C’est un très mauvais signal. Je comprends que pour l’économie française et le budget des ménages, cela soulage à court terme. Mais cela rend les économies d’énergie moins compétitives. L’Agence internationale de l’énergie, qui n’est pas un groupe d’écolos barbus et chevelus, dit qu’il faut profiter de cette baisse des cours du pétrole pour supprimer les subventions au pétrole et mettre en place une fiscalité carbone alors que c’est moins douloureux de le faire avec des prix en baisse.
Après les attaques contre «Charlie Hebdo» et contre l’Hyper Cacher de la porte de Vincennes, un grand débat s’ouvre sur la politique antiterroriste et la liberté d’expression.
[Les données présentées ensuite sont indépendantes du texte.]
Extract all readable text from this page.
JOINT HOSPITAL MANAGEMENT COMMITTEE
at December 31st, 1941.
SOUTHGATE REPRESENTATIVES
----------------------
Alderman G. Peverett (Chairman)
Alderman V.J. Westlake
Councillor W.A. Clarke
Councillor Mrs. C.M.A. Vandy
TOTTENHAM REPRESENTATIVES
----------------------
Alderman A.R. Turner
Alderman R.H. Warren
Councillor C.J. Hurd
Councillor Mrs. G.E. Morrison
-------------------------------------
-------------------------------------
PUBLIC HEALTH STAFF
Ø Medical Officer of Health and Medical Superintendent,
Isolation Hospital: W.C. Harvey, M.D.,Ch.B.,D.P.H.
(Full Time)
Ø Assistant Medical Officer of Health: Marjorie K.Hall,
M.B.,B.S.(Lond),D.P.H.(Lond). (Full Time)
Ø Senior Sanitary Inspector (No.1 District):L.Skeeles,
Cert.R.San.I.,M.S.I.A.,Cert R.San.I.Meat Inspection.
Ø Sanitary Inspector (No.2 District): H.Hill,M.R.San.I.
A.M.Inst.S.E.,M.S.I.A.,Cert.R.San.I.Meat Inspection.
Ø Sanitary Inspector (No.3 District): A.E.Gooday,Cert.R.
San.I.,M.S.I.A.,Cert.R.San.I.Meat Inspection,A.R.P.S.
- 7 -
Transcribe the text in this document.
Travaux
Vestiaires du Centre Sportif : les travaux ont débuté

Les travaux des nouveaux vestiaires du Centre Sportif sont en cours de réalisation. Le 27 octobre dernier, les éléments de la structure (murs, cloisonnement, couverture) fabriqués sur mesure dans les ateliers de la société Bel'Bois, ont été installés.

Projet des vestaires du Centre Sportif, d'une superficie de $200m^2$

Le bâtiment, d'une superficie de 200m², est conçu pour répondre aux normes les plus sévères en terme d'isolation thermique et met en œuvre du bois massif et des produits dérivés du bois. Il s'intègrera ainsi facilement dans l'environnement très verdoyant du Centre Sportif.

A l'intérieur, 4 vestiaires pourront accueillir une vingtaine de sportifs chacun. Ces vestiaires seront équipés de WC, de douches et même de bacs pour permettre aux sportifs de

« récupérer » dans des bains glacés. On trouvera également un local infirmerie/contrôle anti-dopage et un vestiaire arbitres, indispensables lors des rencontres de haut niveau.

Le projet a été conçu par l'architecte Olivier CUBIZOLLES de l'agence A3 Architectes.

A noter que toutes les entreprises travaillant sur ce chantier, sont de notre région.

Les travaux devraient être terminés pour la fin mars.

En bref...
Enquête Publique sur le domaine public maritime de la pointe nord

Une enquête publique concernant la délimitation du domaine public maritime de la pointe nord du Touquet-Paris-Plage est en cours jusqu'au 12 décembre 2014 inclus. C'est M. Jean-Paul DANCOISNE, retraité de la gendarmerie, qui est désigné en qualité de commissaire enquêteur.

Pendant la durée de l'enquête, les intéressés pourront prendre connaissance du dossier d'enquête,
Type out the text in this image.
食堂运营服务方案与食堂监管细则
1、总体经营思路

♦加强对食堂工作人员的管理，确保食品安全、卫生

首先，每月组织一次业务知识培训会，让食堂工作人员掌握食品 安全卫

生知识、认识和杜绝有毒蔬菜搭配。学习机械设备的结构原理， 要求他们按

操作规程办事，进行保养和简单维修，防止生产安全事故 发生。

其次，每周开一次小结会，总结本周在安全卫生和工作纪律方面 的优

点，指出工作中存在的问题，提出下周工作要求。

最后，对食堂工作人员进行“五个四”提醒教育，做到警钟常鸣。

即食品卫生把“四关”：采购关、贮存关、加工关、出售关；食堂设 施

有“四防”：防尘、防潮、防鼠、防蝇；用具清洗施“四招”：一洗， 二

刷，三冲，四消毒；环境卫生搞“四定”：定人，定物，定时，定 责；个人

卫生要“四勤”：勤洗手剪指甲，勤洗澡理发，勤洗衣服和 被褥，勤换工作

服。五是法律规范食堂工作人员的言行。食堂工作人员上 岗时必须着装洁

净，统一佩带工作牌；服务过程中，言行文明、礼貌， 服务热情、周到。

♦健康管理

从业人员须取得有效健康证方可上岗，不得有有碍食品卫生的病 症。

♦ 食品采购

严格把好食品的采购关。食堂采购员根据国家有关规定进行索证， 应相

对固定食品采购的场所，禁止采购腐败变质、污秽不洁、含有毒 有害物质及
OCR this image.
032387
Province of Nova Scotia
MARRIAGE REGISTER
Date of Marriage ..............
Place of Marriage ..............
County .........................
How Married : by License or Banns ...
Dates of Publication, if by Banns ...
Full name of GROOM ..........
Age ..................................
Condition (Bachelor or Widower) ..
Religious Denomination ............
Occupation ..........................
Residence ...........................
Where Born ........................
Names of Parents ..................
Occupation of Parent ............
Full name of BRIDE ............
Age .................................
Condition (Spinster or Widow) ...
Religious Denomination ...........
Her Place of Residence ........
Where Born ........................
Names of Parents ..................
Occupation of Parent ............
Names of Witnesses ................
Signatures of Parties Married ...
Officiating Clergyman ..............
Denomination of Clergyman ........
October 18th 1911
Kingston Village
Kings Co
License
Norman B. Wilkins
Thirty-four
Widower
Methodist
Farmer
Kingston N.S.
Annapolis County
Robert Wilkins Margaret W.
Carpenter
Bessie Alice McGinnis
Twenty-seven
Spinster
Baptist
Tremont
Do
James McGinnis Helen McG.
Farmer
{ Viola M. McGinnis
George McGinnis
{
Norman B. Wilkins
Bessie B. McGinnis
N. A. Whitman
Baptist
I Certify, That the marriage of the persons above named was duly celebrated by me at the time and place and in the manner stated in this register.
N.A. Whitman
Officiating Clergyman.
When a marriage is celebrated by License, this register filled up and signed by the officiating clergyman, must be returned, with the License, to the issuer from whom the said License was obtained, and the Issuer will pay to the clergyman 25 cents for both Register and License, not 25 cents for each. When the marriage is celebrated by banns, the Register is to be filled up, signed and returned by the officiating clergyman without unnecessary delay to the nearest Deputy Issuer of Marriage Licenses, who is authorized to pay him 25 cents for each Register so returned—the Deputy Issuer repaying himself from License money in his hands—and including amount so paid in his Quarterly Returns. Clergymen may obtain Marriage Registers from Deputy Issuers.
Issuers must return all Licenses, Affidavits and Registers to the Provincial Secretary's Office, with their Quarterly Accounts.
Comment les écologistes abordent-ils ces questions?
De façon équilibrée. Nous ne disons pas «tout va très bien, les services de renseignement fonctionnent parfaitement, il n’y a rien à changer». Evidemment qu’il y a nécessité de renforcer les moyens du renseignement, voire de prendre des dispositions législatives pour faciliter les écoutes. Il y a aussi des choses à changer dans les prisons. Restreindre les libertés individuelles, en revanche, non. Je suis surpris que certains prennent comme référence le Patriot Act : les Etats-Unis eux-mêmes reconnaissent les dérives que ça a occasionnées. Le Patriot Act a affaibli la démocratie sans garantir la sécurité.
Les écologistes ont parfois défendu la baisse du budget de la Défense. Est-ce toujours le cas?
Non, ce n’était pas ça : nous étions favorables au fait de baisser le budget consacré au nucléaire militaire. Nous faisons le constat que l’arme atomique ne nous sert pas à grand-chose pour protéger les Français face au terrorisme, ni pour agir au Mali, contre Daech ou en Centrafrique. Faut-il continuer à conserver les deux composantes, aérienne et sous-marine, de la force de frappe? Jacques Chirac, lui, avait supprimé la composante terrestre.